Expanded gene set enrichment analysis of WTCCC T2D dataset

From the 42,798 SNPs filtered from the WTCCC T2D GWAS dataset, 451 T2D-associated gene sets with a p-value threshold of <0.05 are detected from the expanded GSEA to match with the collected T2D-associated genes. In all, 2,112 gene sets contains T2D-associated genes from 3,663 expanded gene sets. Surprisingly, 441 gene sets contains T2D-associated genes from the detected 451 T2D-associated gene sets from the expanded GSEA. Moreover, the average number of T2D-associated genes from the selected 441 gene sets with expanded GSEA is 11.188, whereas the average number of T2D-associated genes from selected 2,121 gene sets from total expanded gene sets is 6.554.

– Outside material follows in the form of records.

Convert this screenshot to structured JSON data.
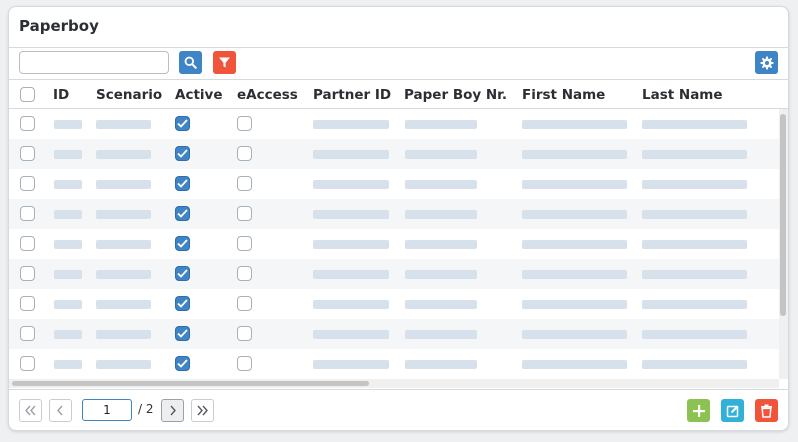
{
  "panel": {
    "title": "Paperboy"
  },
  "toolbar": {
    "search_value": "",
    "search_icon": "search-icon",
    "filter_icon": "filter-icon",
    "settings_icon": "gear-icon"
  },
  "table": {
    "columns": [
      "ID",
      "Scenario",
      "Active",
      "eAccess",
      "Partner ID",
      "Paper Boy Nr.",
      "First Name",
      "Last Name"
    ],
    "rows": [
      {
        "selected": false,
        "active": true,
        "eaccess": false
      },
      {
        "selected": false,
        "active": true,
        "eaccess": false
      },
      {
        "selected": false,
        "active": true,
        "eaccess": false
      },
      {
        "selected": false,
        "active": true,
        "eaccess": false
      },
      {
        "selected": false,
        "active": true,
        "eaccess": false
      },
      {
        "selected": false,
        "active": true,
        "eaccess": false
      },
      {
        "selected": false,
        "active": true,
        "eaccess": false
      },
      {
        "selected": false,
        "active": true,
        "eaccess": false
      },
      {
        "selected": false,
        "active": true,
        "eaccess": false
      }
    ]
  },
  "pager": {
    "current_page": "1",
    "total_label": "/ 2"
  },
  "actions": {
    "add_icon": "plus-icon",
    "edit_icon": "edit-icon",
    "delete_icon": "trash-icon"
  },
  "colors": {
    "primary": "#3f84c5",
    "danger": "#f0553c",
    "success": "#8cc252",
    "info": "#31b1d8"
  }
}
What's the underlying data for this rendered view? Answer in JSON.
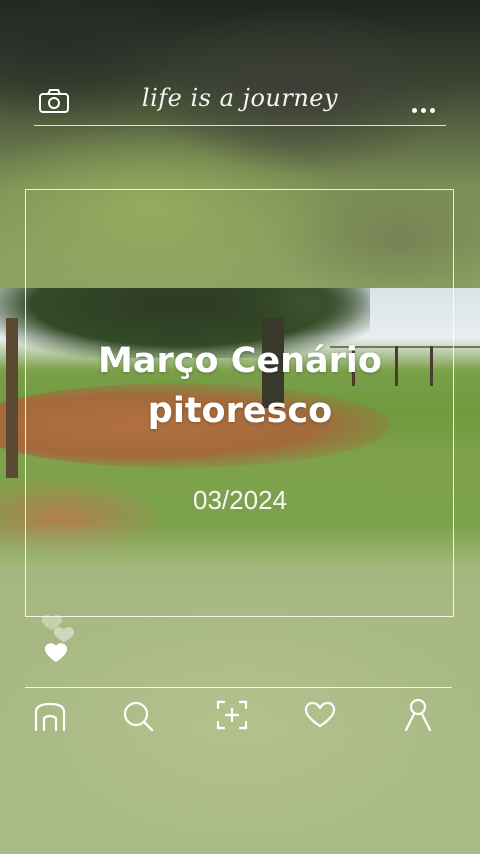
{
  "header": {
    "title": "life is a journey",
    "camera_icon": "camera-icon",
    "more_icon": "more-icon"
  },
  "card": {
    "headline": "Março Cenário pitoresco",
    "date": "03/2024"
  },
  "hearts_icon": "hearts-icon",
  "nav": {
    "items": [
      {
        "icon": "home-icon"
      },
      {
        "icon": "search-icon"
      },
      {
        "icon": "add-icon"
      },
      {
        "icon": "heart-icon"
      },
      {
        "icon": "profile-icon"
      }
    ]
  }
}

Measurement of prediction error rates from random forest analysis

Various p-value based SNP sets were also applied as references. The prediction error rate of top 1 SNPs of p-value rank was 33.93%, and the prediction error rate of top 10 SNPs was 27.19%, which are relatively lower than the functional module based prediction error rates when considering 1500-2000 SNPs. On the basis of the Bonferroni threshold criteria, a SNP set with top 82 SNPs within the Bonferroni correction with p-values was selected, and the prediction error rate was 11.76%. The prediction error rate of a SNP set which was measured with a p-value cutoff of 0.1 was 11.70% and the prediction error rate of a SNP set with whole 42798 SNPs was 11.47%. Compared with various p-value-based SNP sets, no specific functional module (pathway, GO function, TF-target, miRNA-target, and protein complex) could significantly explain the T2D association alone.

To enhance the predictive power, the combination of top 5 functional modules and top 66 functional modules was applied. However, the prediction error rates were slightly reduced, although the number of considered SNPs was dramatically increased.